Podéis ver el interior de la balsa, yo le calculo 1 Hm3 de capacidad, y una muestra del estado del plástico impermeabilizante que debía de tener.
¿Quién será el responsable de ésta malversación de dinero público? ¿qué se podría haber hecho a cambio y que estuviese funcionando? ¿quién recoge las aceitunas? porque el árbol que se ve en primer término es un olivo y no nació ayer precisamente.
De vergüenza.

----------


## frfmfrfm

Una cicatriz en el terreno para toda la vida.
Y después ponen una sanción por cualquier tonteria.
Saludos.

----------


## Comizo

Generalmente, el material que se utiliza para impermeabilizar esas balsas es EPDM, que para mí es el mejor sin ningún tipo de dudas, también el más costoso pero el más interesante en relación calidad/precio.

 El EPDM necesita un asentamiento mecánico del terreno y unos áridos en escala sobre los que se asienta, y luego un soldado profesional y un tapado de los bordes con algunas zonas testigo para ver su evolución con los años. Al menos 30 años debería durar sin problemas si está bien ejecutado.

 Aunque yo la mejor solución que veo para éstas balsas es sin duda el hormigón con un revestimiento epoxi impermeabilizante.

Por las fotos no me parece epdm, sino una lona de peor calidad que está resquebrajada por endurecimiento, y los bordes con bastante abandono.

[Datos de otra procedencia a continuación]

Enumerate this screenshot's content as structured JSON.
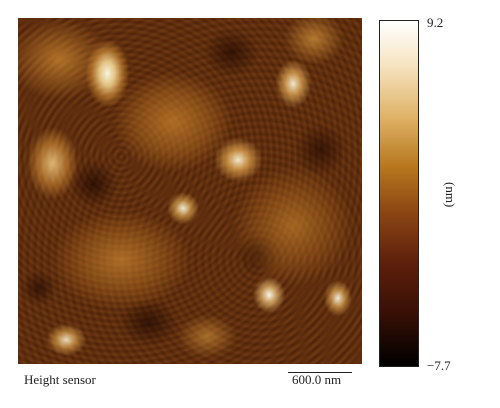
{
  "image": {
    "description_label": "Height sensor",
    "scale_bar_label": "600.0 nm"
  },
  "colorbar": {
    "max_label": "9.2",
    "min_label": "−7.7",
    "unit_label": "(nm)",
    "colors": [
      "#ffffff",
      "#dfb266",
      "#b8781f",
      "#8a4413",
      "#5e200c",
      "#000000"
    ]
  }
}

 El dinero no desaparece, sólo cambia de bolsillo. Posíblemente, como dices, hayan pillado una subvención y como han tenido que justificarla, lo han hecho con lo peor. Además si son olivos, poco futuro tienen como negocio, ya que las plantaciones de los 90 en grandes fincas al olor de las subvenciones están comenzando a estar al máximo rendimiento y hay una sobreproducción importante. Menos negocio aún ahora que se acaban las subvenciones.

----------


## perdiguera

Me refiero al árbol que ha nacido dentro de la balsa.
Si te fijas hay dos tipos de lonas una azul y otra gris, parece que ésta va por debajo de la azul.
Los campos cercanos están llenos de viña, invadiendo hasta los cauces de los barrancos con transformación del perfil longitudinal del cauce en terrazas. Vamos un control por parte del organismo competente de pena. Luego viene una lluvia torrencial del tipo gota fría y enseguida intentan conseguir zona catastrófica para volver a hacer otra barbaridad. En concreto me refiero a los barrancosde Almudéfer, de Vall de Gandesa y de la Paladella, en total casi 6 Km aterrazados.

----------


## Comizo

Efectivamente, dejadez total, no sé cuantos años tendrá el árbol, pero no parece que sea de ayer.

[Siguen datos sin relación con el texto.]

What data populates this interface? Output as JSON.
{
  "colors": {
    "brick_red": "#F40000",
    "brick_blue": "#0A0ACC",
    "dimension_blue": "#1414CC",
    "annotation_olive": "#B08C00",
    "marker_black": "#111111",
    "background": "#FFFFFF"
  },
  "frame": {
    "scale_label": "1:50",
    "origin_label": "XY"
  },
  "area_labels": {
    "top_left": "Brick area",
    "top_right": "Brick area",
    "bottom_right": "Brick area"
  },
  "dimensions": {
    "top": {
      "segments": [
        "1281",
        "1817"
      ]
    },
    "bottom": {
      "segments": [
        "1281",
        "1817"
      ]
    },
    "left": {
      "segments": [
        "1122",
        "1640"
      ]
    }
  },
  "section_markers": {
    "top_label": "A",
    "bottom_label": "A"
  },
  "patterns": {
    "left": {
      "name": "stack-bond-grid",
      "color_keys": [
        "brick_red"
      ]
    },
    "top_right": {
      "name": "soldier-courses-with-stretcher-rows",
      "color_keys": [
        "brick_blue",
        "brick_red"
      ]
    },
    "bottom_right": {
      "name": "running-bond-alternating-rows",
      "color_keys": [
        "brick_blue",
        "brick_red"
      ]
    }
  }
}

 La lona del otro color puede ser restos de la geotextil o la que se pone de material plástico basto para proteger la principal de las raíces.

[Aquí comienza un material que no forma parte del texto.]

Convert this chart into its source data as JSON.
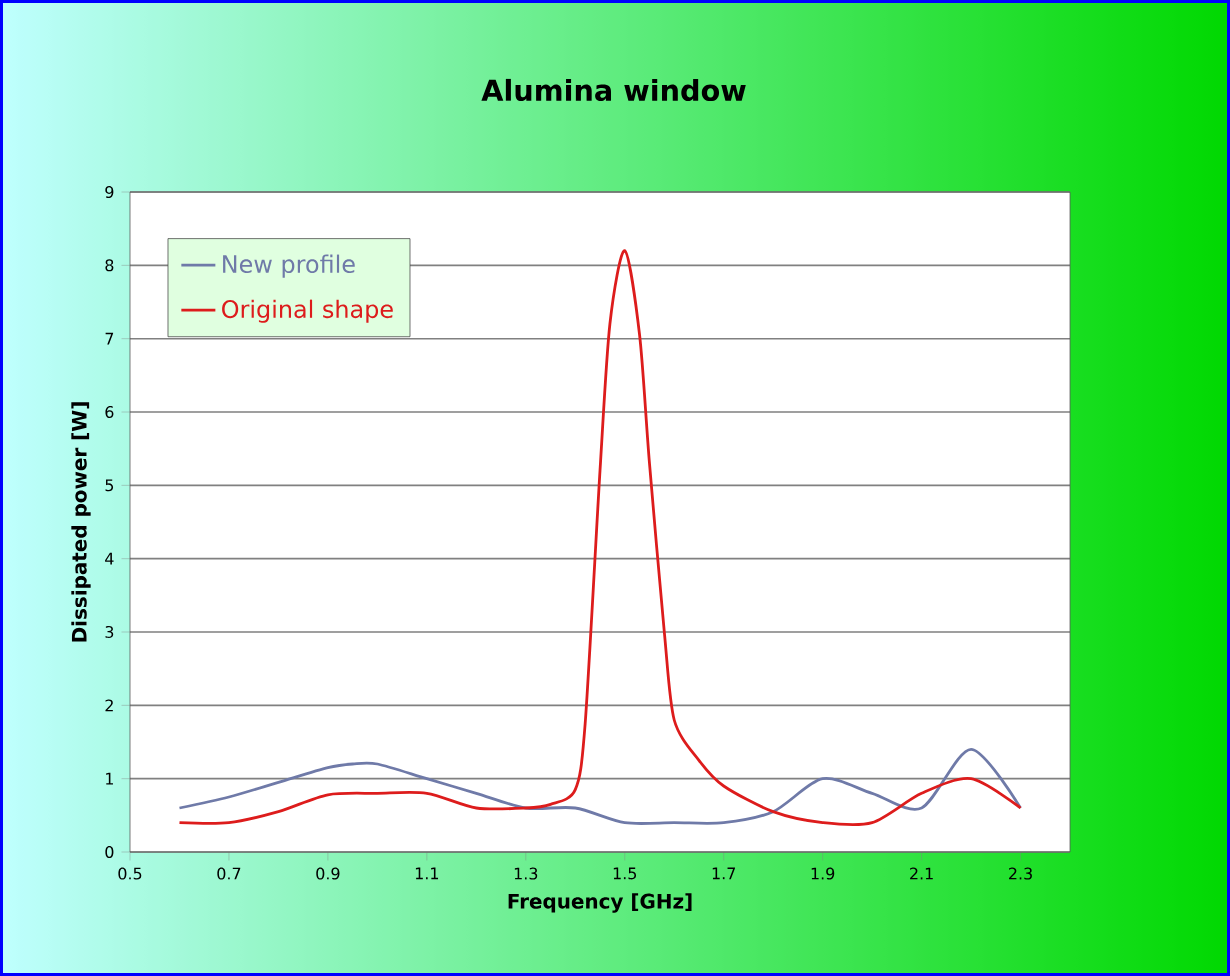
{
  "chart_data": {
    "type": "line",
    "title": "Alumina window",
    "xlabel": "Frequency [GHz]",
    "ylabel": "Dissipated power [W]",
    "xlim": [
      0.5,
      2.4
    ],
    "ylim": [
      0,
      9
    ],
    "xticks": [
      0.5,
      0.7,
      0.9,
      1.1,
      1.3,
      1.5,
      1.7,
      1.9,
      2.1,
      2.3
    ],
    "yticks": [
      0,
      1,
      2,
      3,
      4,
      5,
      6,
      7,
      8,
      9
    ],
    "grid": "y",
    "legend": "top left",
    "line_style": "solid",
    "marker": "none",
    "series": [
      {
        "name": "New profile",
        "color": "#6f7aa8",
        "x": [
          0.6,
          0.7,
          0.8,
          0.9,
          0.95,
          1.0,
          1.1,
          1.2,
          1.3,
          1.4,
          1.5,
          1.6,
          1.7,
          1.8,
          1.9,
          2.0,
          2.1,
          2.2,
          2.3
        ],
        "values": [
          0.6,
          0.75,
          0.95,
          1.15,
          1.2,
          1.2,
          1.0,
          0.8,
          0.6,
          0.6,
          0.4,
          0.4,
          0.4,
          0.55,
          1.0,
          0.8,
          0.6,
          1.4,
          0.6
        ]
      },
      {
        "name": "Original shape",
        "color": "#dd1c1c",
        "x": [
          0.6,
          0.7,
          0.8,
          0.9,
          1.0,
          1.1,
          1.2,
          1.3,
          1.35,
          1.4,
          1.42,
          1.45,
          1.47,
          1.5,
          1.53,
          1.55,
          1.58,
          1.6,
          1.65,
          1.7,
          1.8,
          1.9,
          2.0,
          2.1,
          2.2,
          2.3
        ],
        "values": [
          0.4,
          0.4,
          0.55,
          0.78,
          0.8,
          0.8,
          0.6,
          0.6,
          0.65,
          0.85,
          1.75,
          5.2,
          7.2,
          8.2,
          7.05,
          5.3,
          3.0,
          1.8,
          1.25,
          0.9,
          0.55,
          0.4,
          0.4,
          0.8,
          1.0,
          0.6
        ]
      }
    ]
  }
}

La degradación de esas zonas sin control de las autoridades es un tema, cuanto menos, escandaloso.

----------


## Miguel Angel RB

En ningun sitio de Europa pasa esto menos aqui.
El arbol parece tener 2 años o asi

----------


## embalses al 100%

> *En ningun sitio de Europa pasa esto menos aqui.*
> El arbol parece tener 2 años o asi


Yo sigo pensando, que Europa empieza en los Pirineos. Por lo menos en algunas cosas.

----------